I'nesia boycott possible, Australia says
published : 13 Feb 2015 at 11:14
SYDNEY - Australian travellers could boycott Indonesia if Jakarta executes two drug smugglers on death row, Foreign Minister Julie Bishop said Friday as she refused to rule out withdrawing diplomats.
Australians Andrew Chan (L) and Myuran Sukumaran, members of the "Bali Nine" drug ring, are seen in a cell during their trial in Denpasar, Bali
Ms Bishop, who pleaded for the lives of Andrew Chan and Myuran Sukumaran in parliament Thursday, said the situation was tense as Indonesian authorities made plans to transfer the pair from prison to the site of their execution.
"It's a very tense situation," Bishop told Fairfax radio.
Vigils have been held around Australia, which does not support the death penalty, to plead for mercy and Ms Bishop said if they faced the firing squad it could influence whether Australians took holidays in Indonesia.
She warned Jakarta against underestimating the strength of feeling within the Australian public for the pair.
"I've been overwhelmed with emails and text messages, I know that people have been staging vigils and rallies," she said.
"I think the Australian people will demonstrate their deep disapproval of this action, including by making decisions about where they wish to holiday."
The Indonesian island of Bali is a key holiday destination for Australians.
Asked whether Australia would consider withdrawing its officials from Indonesia if the pair are executed, Ms Bishop said: "This is a matter still to be considered.
"My concern is that we want the lines of communication between our ambassador and the Indonesian government to remain open," she added.
Ms Bishop said she was not giving up hope on Chan and Sukumaran, the ringleaders of the so-called "Bali Nine" heroin smugglers who were arrested in 2005 and sentenced to death the following year.
But she noted that after five years of no executions in Indonesia, new President Joko Widodo had made it clear that "they will continue to execute those on death row".

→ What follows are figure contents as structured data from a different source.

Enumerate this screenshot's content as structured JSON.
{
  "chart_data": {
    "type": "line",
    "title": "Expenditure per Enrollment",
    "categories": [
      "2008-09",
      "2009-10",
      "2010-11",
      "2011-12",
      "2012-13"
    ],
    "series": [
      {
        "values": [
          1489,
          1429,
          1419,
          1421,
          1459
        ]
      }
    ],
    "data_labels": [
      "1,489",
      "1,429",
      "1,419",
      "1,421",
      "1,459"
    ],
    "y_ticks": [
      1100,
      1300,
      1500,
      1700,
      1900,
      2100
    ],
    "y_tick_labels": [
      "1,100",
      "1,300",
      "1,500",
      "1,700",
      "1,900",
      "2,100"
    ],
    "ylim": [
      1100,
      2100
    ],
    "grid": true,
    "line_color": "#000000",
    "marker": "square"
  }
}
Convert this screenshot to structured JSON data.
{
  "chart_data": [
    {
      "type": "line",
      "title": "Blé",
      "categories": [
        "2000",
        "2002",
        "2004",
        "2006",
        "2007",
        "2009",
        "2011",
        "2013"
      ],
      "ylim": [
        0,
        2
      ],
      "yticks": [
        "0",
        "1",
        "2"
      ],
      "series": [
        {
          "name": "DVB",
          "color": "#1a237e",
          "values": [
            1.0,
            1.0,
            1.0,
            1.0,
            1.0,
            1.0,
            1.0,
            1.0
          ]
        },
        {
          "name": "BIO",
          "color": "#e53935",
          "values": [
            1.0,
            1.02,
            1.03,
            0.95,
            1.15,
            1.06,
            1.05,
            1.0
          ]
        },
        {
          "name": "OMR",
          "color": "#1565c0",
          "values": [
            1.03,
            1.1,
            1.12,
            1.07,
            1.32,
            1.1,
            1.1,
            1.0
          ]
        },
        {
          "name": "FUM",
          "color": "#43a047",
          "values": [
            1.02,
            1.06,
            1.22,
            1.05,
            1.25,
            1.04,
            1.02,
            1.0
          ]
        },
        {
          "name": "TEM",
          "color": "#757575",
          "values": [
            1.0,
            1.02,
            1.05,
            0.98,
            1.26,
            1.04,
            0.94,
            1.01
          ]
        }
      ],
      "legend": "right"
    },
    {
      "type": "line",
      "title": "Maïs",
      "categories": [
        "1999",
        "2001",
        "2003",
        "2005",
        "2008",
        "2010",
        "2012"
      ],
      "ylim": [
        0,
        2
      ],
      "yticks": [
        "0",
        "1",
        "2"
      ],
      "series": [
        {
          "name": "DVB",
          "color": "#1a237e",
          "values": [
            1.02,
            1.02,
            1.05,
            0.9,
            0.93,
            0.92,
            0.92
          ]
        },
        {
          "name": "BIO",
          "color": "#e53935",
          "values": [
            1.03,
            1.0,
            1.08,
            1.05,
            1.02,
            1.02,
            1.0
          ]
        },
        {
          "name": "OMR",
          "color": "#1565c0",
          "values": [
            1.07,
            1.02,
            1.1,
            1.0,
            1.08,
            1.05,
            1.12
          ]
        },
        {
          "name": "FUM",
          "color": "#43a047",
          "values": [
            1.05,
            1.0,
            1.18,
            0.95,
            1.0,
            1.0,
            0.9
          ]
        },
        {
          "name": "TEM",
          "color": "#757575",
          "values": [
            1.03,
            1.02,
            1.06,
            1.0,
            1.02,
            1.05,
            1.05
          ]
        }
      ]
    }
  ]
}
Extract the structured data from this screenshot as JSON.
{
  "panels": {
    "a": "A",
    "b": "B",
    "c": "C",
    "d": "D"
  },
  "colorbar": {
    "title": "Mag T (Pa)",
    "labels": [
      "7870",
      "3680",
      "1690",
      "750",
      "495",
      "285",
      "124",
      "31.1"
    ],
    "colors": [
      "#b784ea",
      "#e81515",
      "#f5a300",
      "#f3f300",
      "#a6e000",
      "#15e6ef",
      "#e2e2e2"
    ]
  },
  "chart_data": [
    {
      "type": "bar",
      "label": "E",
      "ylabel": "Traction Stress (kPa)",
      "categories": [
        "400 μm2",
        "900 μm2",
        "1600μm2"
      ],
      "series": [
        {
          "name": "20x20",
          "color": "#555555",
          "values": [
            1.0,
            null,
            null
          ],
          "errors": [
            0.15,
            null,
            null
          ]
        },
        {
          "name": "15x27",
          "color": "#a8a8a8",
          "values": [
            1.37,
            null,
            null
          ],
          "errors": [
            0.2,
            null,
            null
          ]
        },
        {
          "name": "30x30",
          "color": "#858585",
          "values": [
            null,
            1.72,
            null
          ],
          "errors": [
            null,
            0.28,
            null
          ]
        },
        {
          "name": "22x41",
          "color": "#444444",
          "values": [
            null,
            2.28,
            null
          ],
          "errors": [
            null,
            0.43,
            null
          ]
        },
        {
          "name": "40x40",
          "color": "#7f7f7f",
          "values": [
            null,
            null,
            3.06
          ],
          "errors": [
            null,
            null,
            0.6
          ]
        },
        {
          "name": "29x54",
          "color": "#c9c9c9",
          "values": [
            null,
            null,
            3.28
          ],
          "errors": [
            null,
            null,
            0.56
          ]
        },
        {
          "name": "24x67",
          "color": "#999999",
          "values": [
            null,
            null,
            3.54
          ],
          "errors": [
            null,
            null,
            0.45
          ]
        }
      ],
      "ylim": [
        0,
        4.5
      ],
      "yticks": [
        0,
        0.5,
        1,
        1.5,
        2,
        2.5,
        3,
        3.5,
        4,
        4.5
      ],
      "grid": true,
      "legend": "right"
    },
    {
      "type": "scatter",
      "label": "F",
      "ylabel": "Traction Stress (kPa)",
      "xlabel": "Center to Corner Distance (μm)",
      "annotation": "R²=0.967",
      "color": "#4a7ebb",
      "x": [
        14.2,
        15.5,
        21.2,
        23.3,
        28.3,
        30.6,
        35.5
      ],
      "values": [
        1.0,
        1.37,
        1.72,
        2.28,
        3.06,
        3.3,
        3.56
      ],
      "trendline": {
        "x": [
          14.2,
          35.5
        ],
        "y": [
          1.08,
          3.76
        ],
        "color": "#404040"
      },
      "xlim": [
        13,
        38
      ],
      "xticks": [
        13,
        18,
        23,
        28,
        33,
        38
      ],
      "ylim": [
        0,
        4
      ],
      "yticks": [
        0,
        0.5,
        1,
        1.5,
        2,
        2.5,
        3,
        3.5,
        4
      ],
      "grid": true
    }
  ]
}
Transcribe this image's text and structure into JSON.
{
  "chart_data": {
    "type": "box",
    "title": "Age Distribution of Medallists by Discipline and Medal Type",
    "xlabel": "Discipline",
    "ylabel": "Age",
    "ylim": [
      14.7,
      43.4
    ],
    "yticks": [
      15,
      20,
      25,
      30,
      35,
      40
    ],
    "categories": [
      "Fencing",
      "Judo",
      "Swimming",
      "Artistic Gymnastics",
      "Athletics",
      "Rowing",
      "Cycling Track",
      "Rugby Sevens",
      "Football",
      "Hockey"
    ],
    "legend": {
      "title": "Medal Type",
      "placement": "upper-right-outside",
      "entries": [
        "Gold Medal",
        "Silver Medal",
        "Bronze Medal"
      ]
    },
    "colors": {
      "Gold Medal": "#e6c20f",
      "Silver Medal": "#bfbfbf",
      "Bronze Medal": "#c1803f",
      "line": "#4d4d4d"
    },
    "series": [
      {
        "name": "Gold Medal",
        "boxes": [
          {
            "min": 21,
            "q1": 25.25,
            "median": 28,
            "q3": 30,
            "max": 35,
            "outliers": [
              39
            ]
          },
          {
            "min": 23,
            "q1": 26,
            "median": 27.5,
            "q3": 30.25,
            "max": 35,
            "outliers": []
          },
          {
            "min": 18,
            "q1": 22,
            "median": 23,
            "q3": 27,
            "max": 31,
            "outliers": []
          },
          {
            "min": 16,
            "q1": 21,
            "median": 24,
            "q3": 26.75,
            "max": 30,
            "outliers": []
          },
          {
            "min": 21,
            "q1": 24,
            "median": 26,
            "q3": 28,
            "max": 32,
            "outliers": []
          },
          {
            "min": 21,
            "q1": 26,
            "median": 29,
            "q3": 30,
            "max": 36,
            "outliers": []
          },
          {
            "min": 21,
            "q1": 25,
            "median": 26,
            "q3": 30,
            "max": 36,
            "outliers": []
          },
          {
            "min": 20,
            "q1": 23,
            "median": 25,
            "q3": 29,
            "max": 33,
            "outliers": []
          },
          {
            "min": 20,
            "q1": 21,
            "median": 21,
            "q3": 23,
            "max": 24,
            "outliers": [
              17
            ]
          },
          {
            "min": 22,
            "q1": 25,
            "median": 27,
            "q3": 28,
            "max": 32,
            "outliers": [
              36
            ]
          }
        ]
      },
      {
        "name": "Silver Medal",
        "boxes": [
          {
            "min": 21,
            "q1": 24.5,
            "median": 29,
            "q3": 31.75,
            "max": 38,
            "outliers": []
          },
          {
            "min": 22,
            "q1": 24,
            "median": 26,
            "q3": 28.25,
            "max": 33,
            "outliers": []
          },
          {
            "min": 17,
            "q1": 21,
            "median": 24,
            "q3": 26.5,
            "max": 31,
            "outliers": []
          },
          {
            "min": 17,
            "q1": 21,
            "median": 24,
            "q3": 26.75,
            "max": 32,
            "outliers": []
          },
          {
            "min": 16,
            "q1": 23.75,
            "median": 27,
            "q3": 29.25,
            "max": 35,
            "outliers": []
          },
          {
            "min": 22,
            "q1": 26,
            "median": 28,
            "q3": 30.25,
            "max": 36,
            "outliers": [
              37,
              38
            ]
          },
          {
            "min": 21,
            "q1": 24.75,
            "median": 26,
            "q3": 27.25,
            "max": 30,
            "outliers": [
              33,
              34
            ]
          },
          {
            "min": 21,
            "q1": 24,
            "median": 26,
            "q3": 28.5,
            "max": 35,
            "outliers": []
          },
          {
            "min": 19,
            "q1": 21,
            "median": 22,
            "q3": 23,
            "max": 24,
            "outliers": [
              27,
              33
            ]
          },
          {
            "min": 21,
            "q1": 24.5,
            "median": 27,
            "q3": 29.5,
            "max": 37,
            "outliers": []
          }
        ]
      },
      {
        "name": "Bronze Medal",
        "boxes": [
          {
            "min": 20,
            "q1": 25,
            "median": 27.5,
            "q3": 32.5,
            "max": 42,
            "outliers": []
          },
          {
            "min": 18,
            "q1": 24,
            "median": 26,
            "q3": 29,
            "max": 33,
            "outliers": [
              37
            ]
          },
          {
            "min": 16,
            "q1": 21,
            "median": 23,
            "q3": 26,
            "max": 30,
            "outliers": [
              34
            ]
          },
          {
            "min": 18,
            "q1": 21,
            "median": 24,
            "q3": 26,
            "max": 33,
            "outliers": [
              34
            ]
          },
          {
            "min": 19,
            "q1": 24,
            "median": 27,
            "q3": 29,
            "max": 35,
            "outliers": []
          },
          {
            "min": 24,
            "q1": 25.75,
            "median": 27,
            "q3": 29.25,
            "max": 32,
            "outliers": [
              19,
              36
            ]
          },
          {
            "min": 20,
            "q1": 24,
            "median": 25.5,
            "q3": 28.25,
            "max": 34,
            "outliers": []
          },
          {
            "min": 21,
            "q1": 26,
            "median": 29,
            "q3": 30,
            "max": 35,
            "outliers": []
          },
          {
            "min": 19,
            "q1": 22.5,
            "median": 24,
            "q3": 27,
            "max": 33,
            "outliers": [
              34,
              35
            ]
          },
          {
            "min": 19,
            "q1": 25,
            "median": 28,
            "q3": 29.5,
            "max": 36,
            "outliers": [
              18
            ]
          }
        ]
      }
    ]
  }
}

The foreign minister said Australia would do everything it could to stop the executions in Indonesia, a near neighbour and a close trade and security partner.
"Executing these two young men will not solve the drug scourge in Indonesia," she said.
Australian artist Ben Quilty, who has become close to both men over the past four years, said the situation was grim after an Indonesian official said Thursday the pair would be transferred "as soon as possible" for their execution site.
Indonesia has said the prisoners will be executed outside Bali on Nusakambangan Island, which is off the main island of Java and home to a high-security prison. Six drug convicts were executed there last month.
"I think hope has sort of gone from them now and they are just trying to work out how they are going to cope with what's coming," Quilty told Fairfax radio.
"Yesterday was the first time I really saw Myu broken."